I really enjoyed her descriptions of the lansdcapes of Bhutan; the mists, and the way clouds obscure and reveal the mountains and hillsides. She sees aspects of Bhutan with a sweet sensitivity. The book is especially good in her descriptions of life in Eastern Bhutan, the Pemagatshel region down near the southern border with India.

The author was working in Bhutan from 1988 thru to late 1992. Back then World University Service of Canada had Canadians teaching English in Bhutan all throughout the different regions of the country for 2 year stints.
Reading of the different accounts of her co-workers life there in really, really out of the way places in rural Bhutan, reminded me of my Peace Corps experiences, and of my short 21 days in Bhutan. Made me very envious for the experience. Punakha monastery still remains probably the most peaceful place I have ever visited on this earth.

I recommend this book highly for those interested in Bhutan. I notice some of the Amazon customer reviewers gave the author a hard time for falling in love with one of her students. However , the student was in his 'twenties' when their affair began, and love works in mysterious ways. They did end up getting married. They , 'the reviewers', just show off their late 90s political correctness to the max, but it seems inhuman and heartless to me.
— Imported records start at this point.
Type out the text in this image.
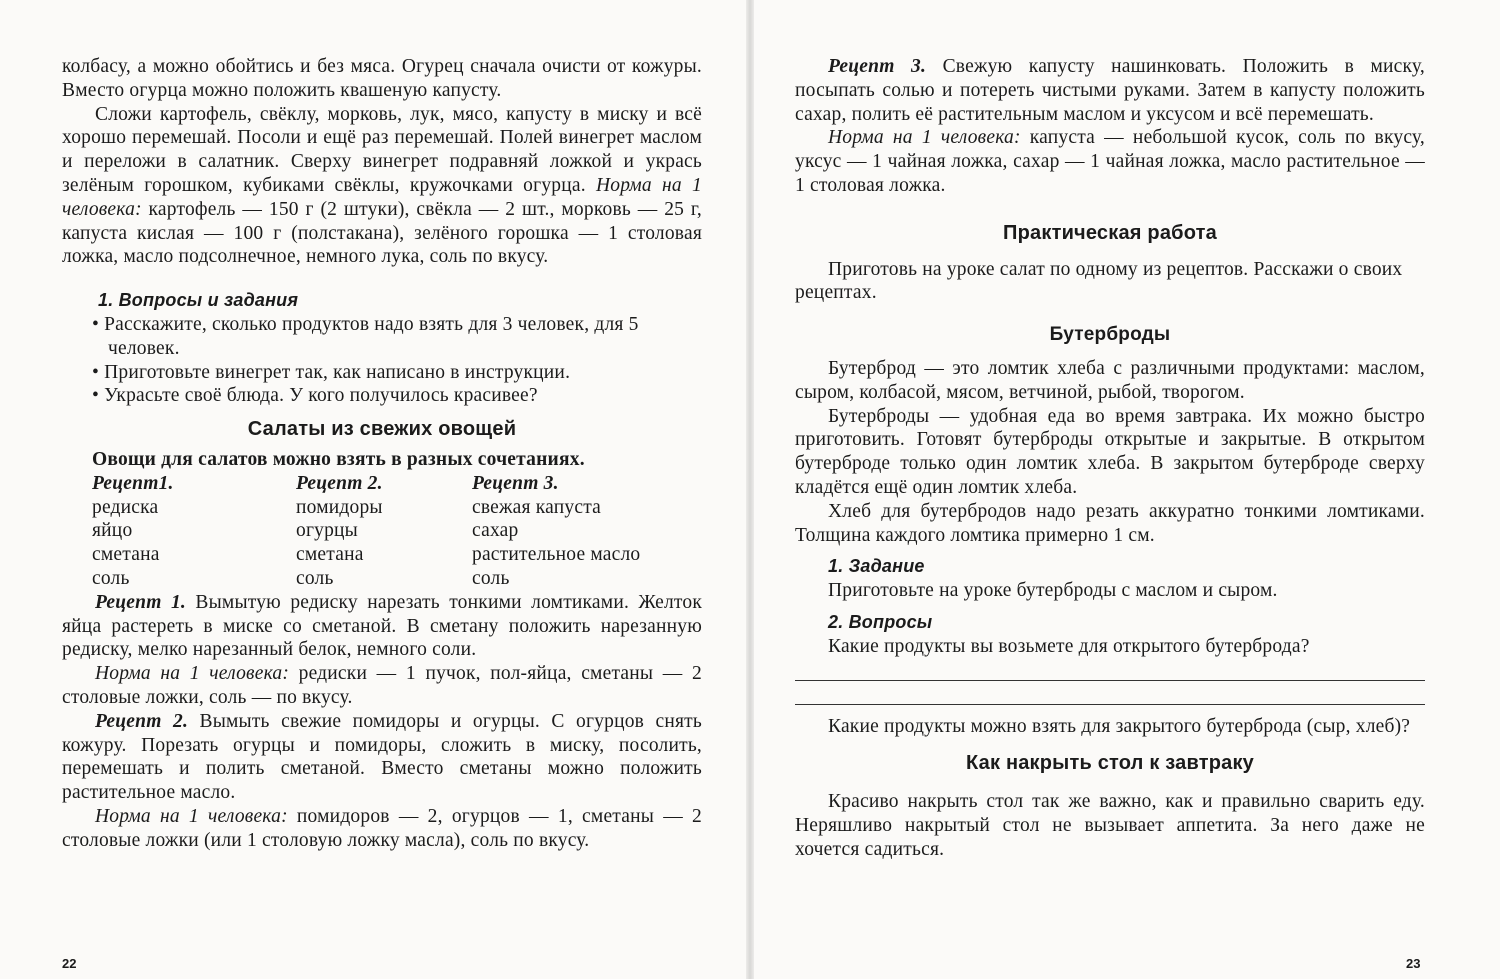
колбасу, а можно обойтись и без мяса. Огурец сначала очисти от кожуры. Вместо огурца можно положить квашеную капусту.

Сложи картофель, свёклу, морковь, лук, мясо, капусту в миску и всё хорошо перемешай. Посоли и ещё раз перемешай. Полей винегрет маслом и переложи в салатник. Сверху винегрет подравняй ложкой и укрась зелёным горошком, кубиками свёклы, кружочками огурца. Норма на 1 человека: картофель — 150 г (2 штуки), свёкла — 2 шт., морковь — 25 г, капуста кислая — 100 г (полстакана), зелёного горошка — 1 столовая ложка, масло подсолнечное, немного лука, соль по вкусу.

1. Вопросы и задания
• Расскажите, сколько продуктов надо взять для 3 человек, для 5 человек.
• Приготовьте винегрет так, как написано в инструкции.
• Украсьте своё блюда. У кого получилось красивее?
Салаты из свежих овощей

Овощи для салатов можно взять в разных сочетаниях.

Рецепт1.	Рецепт 2.	Рецепт 3.
редиска	помидоры	свежая капуста
яйцо	огурцы	сахар
сметана	сметана	растительное масло
соль	соль	соль

Рецепт 1. Вымытую редиску нарезать тонкими ломтиками. Желток яйца растереть в миске со сметаной. В сметану положить нарезанную редиску, мелко нарезанный белок, немного соли.

Норма на 1 человека: редиски — 1 пучок, пол-яйца, сметаны — 2 столовые ложки, соль — по вкусу.

Рецепт 2. Вымыть свежие помидоры и огурцы. С огурцов снять кожуру. Порезать огурцы и помидоры, сложить в миску, посолить, перемешать и полить сметаной. Вместо сметаны можно положить растительное масло.

Норма на 1 человека: помидоров — 2, огурцов — 1, сметаны — 2 столовые ложки (или 1 столовую ложку масла), соль по вкусу.

22

Рецепт 3. Свежую капусту нашинковать. Положить в миску, посыпать солью и потереть чистыми руками. Затем в капусту положить сахар, полить её растительным маслом и уксусом и всё перемешать.

Норма на 1 человека: капуста — небольшой кусок, соль по вкусу, уксус — 1 чайная ложка, сахар — 1 чайная ложка, масло растительное — 1 столовая ложка.

Практическая работа

Приготовь на уроке салат по одному из рецептов. Расскажи о своих рецептах.

Бутерброды

Бутерброд — это ломтик хлеба с различными продуктами: маслом, сыром, колбасой, мясом, ветчиной, рыбой, творогом.

Бутерброды — удобная еда во время завтрака. Их можно быстро приготовить. Готовят бутерброды открытые и закрытые. В открытом бутерброде только один ломтик хлеба. В закрытом бутерброде сверху кладётся ещё один ломтик хлеба.

Хлеб для бутербродов надо резать аккуратно тонкими ломтиками. Толщина каждого ломтика примерно 1 см.

1. Задание

Приготовьте на уроке бутерброды с маслом и сыром.

2. Вопросы

Какие продукты вы возьмете для открытого бутерброда?

Какие продукты можно взять для закрытого бутерброда (сыр, хлеб)?

Как накрыть стол к завтраку

Красиво накрыть стол так же важно, как и правильно сварить еду. Неряшливо накрытый стол не вызывает аппетита. За него даже не хочется садиться.

23
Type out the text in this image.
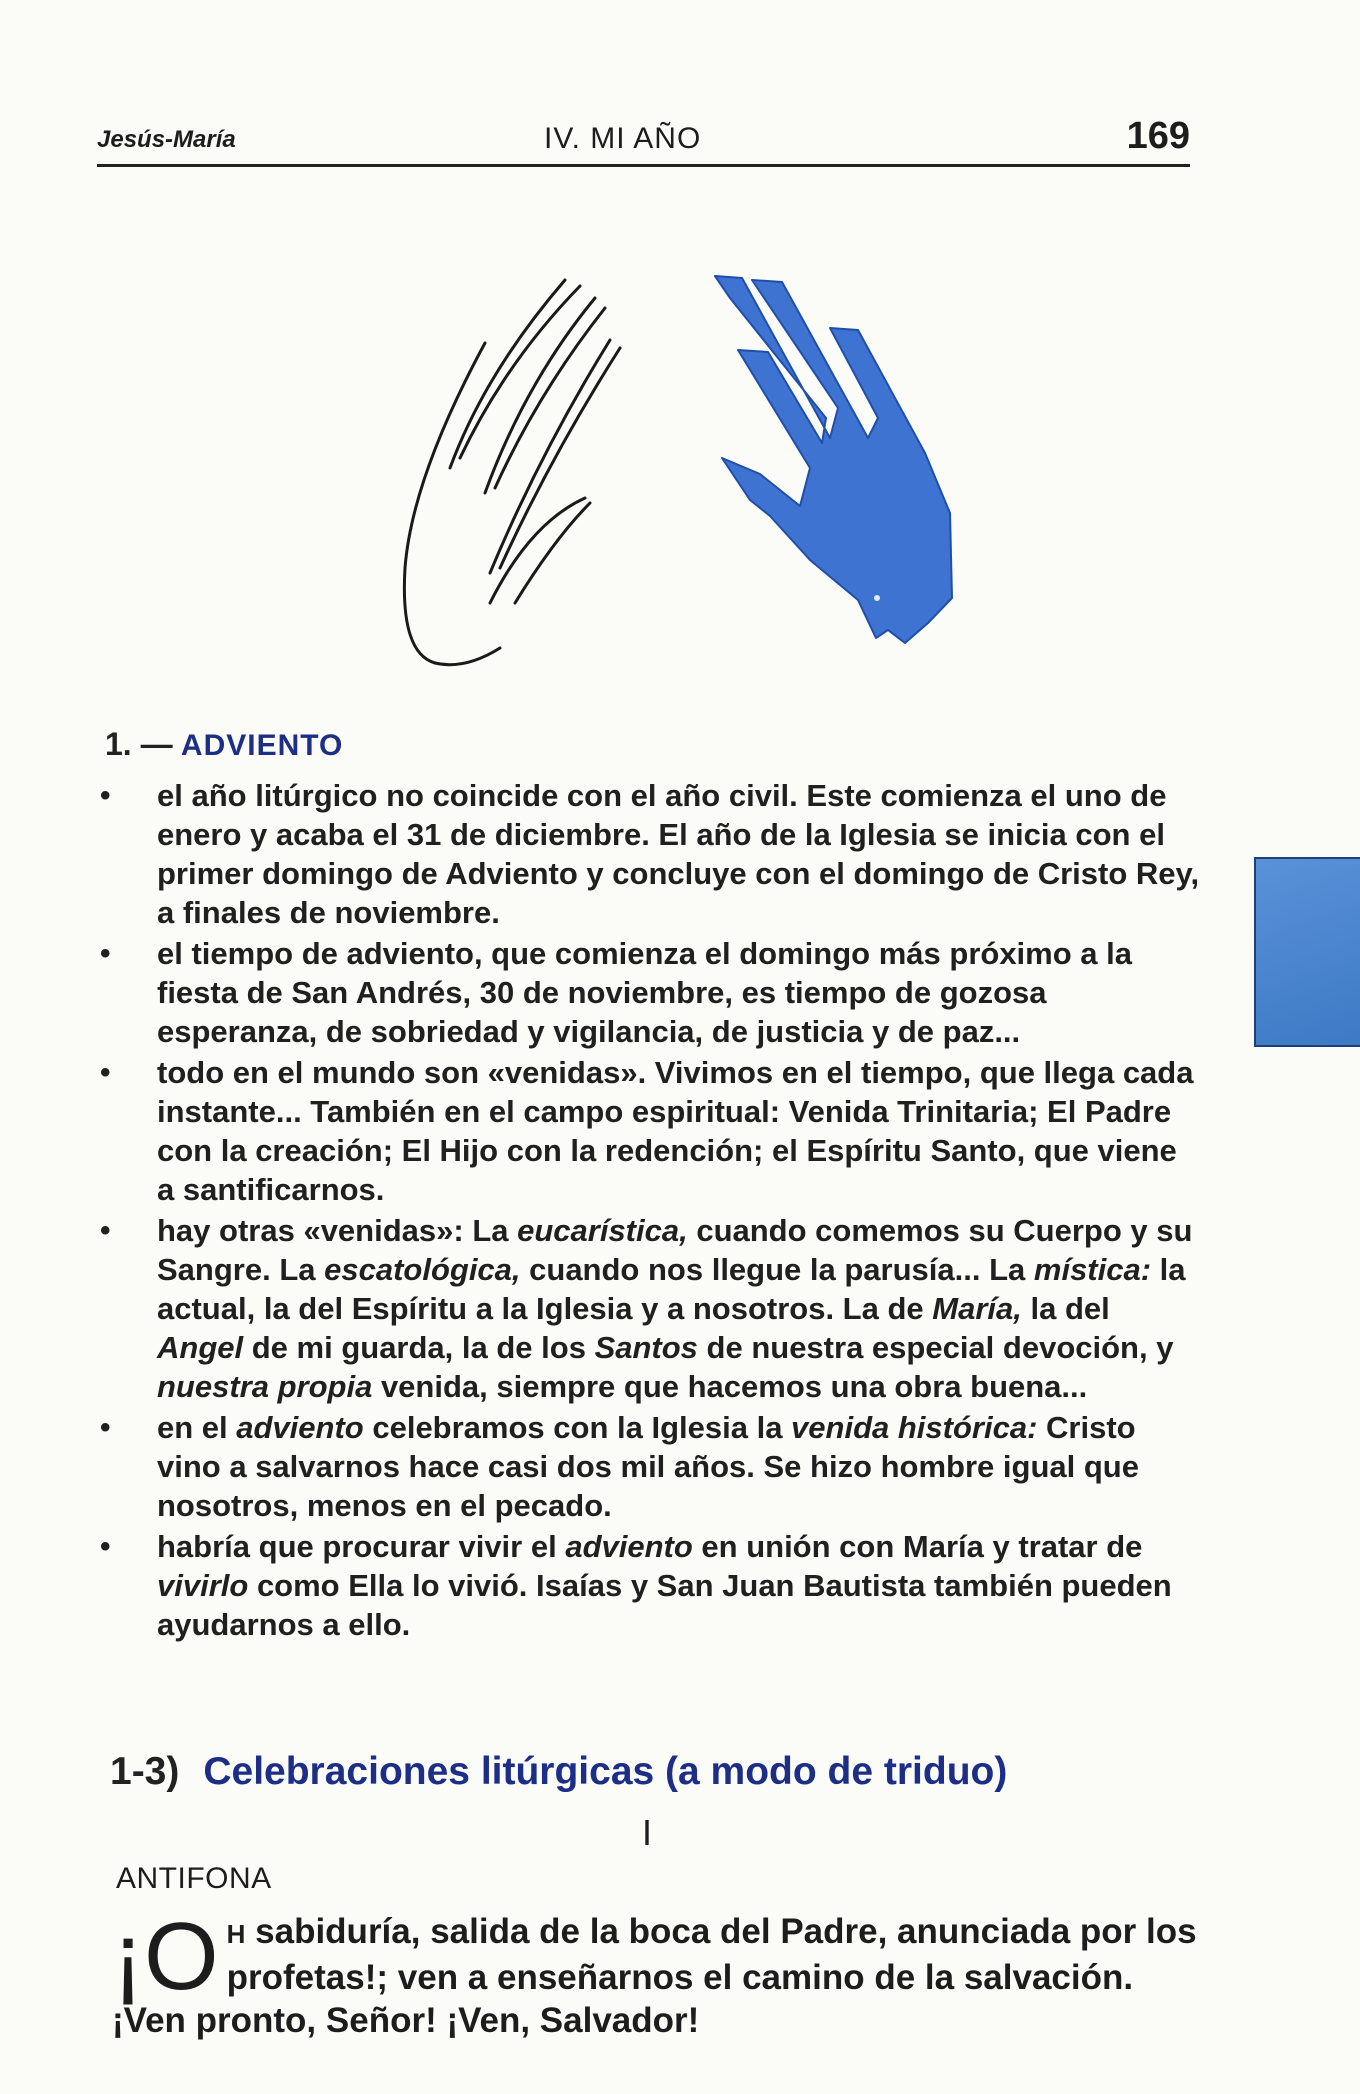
Jesús-María	IV. MI AÑO	169
1. — ADVIENTO
• el año litúrgico no coincide con el año civil. Este comienza el uno de enero y acaba el 31 de diciembre. El año de la Iglesia se inicia con el primer domingo de Adviento y concluye con el domingo de Cristo Rey, a finales de noviembre.
• el tiempo de adviento, que comienza el domingo más próximo a la fiesta de San Andrés, 30 de noviembre, es tiempo de gozosa esperanza, de sobriedad y vigilancia, de justicia y de paz...
• todo en el mundo son «venidas». Vivimos en el tiempo, que llega cada instante... También en el campo espiritual: Venida Trinitaria; El Padre con la creación; El Hijo con la redención; el Espíritu Santo, que viene a santificarnos.
• hay otras «venidas»: La eucarística, cuando comemos su Cuerpo y su Sangre. La escatológica, cuando nos llegue la parusía... La mística: la actual, la del Espíritu a la Iglesia y a nosotros. La de María, la del Angel de mi guarda, la de los Santos de nuestra especial devoción, y nuestra propia venida, siempre que hacemos una obra buena...
• en el adviento celebramos con la Iglesia la venida histórica: Cristo vino a salvarnos hace casi dos mil años. Se hizo hombre igual que nosotros, menos en el pecado.
• habría que procurar vivir el adviento en unión con María y tratar de vivirlo como Ella lo vivió. Isaías y San Juan Bautista también pueden ayudarnos a ello.
1-3) Celebraciones litúrgicas (a modo de triduo)
I
ANTIFONA
¡O H sabiduría, salida de la boca del Padre, anunciada por los profetas!; ven a enseñarnos el camino de la salvación. ¡Ven pronto, Señor! ¡Ven, Salvador!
The book is well written, and the author is quite honest, though it did run out of steam the last few chapters.

Here is a great quote from the book, though it does not list what Buddhist text she found this in:

And if you hit upon the idea that this or
that country is safe, prosperous, or
fortunate, give it up, my friend. . . for you
ought to know that the world is ablaze with
the fires of some faults or others. There is
certain to be some suffering . . . and a
wholly fortunate country does not exist
anywhere. Whether it be excessive cold or
heat, sickness or danger, something always
afflects people everywhere; no safe refuge
can thus be found in the world.

1 comment:

Anonymous said...

I thoroughly enjoyed Jamie's book as well. I came across it last term while she was my teacher.